PHOTO CREDIT: Getty Images
- A Bloomberg report claims that Uber had a system it used to disrupt government investigations.
- Called Ripley, the system allowed a remote team to lock, shut off, and change passwords on devices the company feared would be targeted by investigators in foreign countries.
- The company allegedly used the system at least 24 times from spring 2015 until late 2016, but the report does not claim that Uber used the system for any US offices.
Now, a Bloomberg report alleges that the company had a system it used to disrupt government investigations.
In the report, people with knowledge of Uber's operations say that the system, called Ripley, was a closely guarded secret. It allowed a remote team to lock, shut off, and change passwords on devices the company feared would be targeted by investigators in foreign countries. The company allegedly used the system at least 24 times from spring 2015 until late 2016. The report does not claim that Uber used the system for any US offices.
Like every company with offices around the world, we have security procedures in place to protect corporate and customer data, an Uber spokesperson told Business Insider. For instance, if an employee loses their laptop, we have the ability to remotely log them out of Uber's systems to prevent someone else from accessing private user data through that laptop. When it comes to government investigations, it's our policy to cooperate with all valid searches and requests for data.

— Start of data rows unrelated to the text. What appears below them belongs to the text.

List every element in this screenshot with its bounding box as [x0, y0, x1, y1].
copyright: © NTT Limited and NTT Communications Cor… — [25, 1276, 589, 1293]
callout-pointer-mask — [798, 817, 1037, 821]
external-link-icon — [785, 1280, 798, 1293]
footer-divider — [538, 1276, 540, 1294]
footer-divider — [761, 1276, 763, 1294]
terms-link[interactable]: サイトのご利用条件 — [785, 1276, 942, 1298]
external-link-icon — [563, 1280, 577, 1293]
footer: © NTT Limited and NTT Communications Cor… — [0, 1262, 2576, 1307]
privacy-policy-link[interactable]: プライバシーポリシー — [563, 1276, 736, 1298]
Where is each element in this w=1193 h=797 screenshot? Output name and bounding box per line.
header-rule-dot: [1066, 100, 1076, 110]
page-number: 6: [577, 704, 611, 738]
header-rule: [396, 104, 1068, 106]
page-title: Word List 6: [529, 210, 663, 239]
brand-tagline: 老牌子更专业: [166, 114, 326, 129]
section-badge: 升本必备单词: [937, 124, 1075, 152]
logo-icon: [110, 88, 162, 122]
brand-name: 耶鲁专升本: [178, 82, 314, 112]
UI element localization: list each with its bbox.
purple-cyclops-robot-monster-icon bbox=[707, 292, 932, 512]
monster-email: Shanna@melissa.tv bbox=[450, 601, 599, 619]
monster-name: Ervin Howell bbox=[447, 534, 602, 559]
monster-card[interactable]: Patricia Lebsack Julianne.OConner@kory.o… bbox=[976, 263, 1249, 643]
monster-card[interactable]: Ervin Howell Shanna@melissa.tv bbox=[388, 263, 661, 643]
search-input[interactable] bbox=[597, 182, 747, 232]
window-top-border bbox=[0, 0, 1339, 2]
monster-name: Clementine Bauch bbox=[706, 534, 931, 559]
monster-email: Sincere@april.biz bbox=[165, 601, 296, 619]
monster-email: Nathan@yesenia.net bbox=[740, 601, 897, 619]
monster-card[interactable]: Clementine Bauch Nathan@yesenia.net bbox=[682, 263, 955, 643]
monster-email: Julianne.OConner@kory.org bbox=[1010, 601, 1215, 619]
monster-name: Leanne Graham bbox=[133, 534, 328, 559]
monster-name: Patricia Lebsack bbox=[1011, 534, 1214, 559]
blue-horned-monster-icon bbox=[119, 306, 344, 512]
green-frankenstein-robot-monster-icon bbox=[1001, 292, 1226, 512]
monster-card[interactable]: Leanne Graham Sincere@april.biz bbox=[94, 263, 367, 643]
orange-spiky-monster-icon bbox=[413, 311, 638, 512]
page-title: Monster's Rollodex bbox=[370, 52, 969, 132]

Ripley was named for the heroine played by Sigourney Weaver in the "Alien" films, and it was inspired by a line of dialogue from Aliens, the second film in the franchise.
Nuke the entire site from orbit, Ripley says in the film. It's the only way to be sure.
While people with knowledge of the Ripley system told Bloomberg they believed the system's use was acceptable in some cases when foreign governments didn't obtain specific search warrants, the system is consistent with the company's often adversarial attitude toward government regulators.
In 2017, The New York Times released a report that described a tool, called Greyball, that the company used to prevent officials from ordering rides in cities where the service was banned or contested.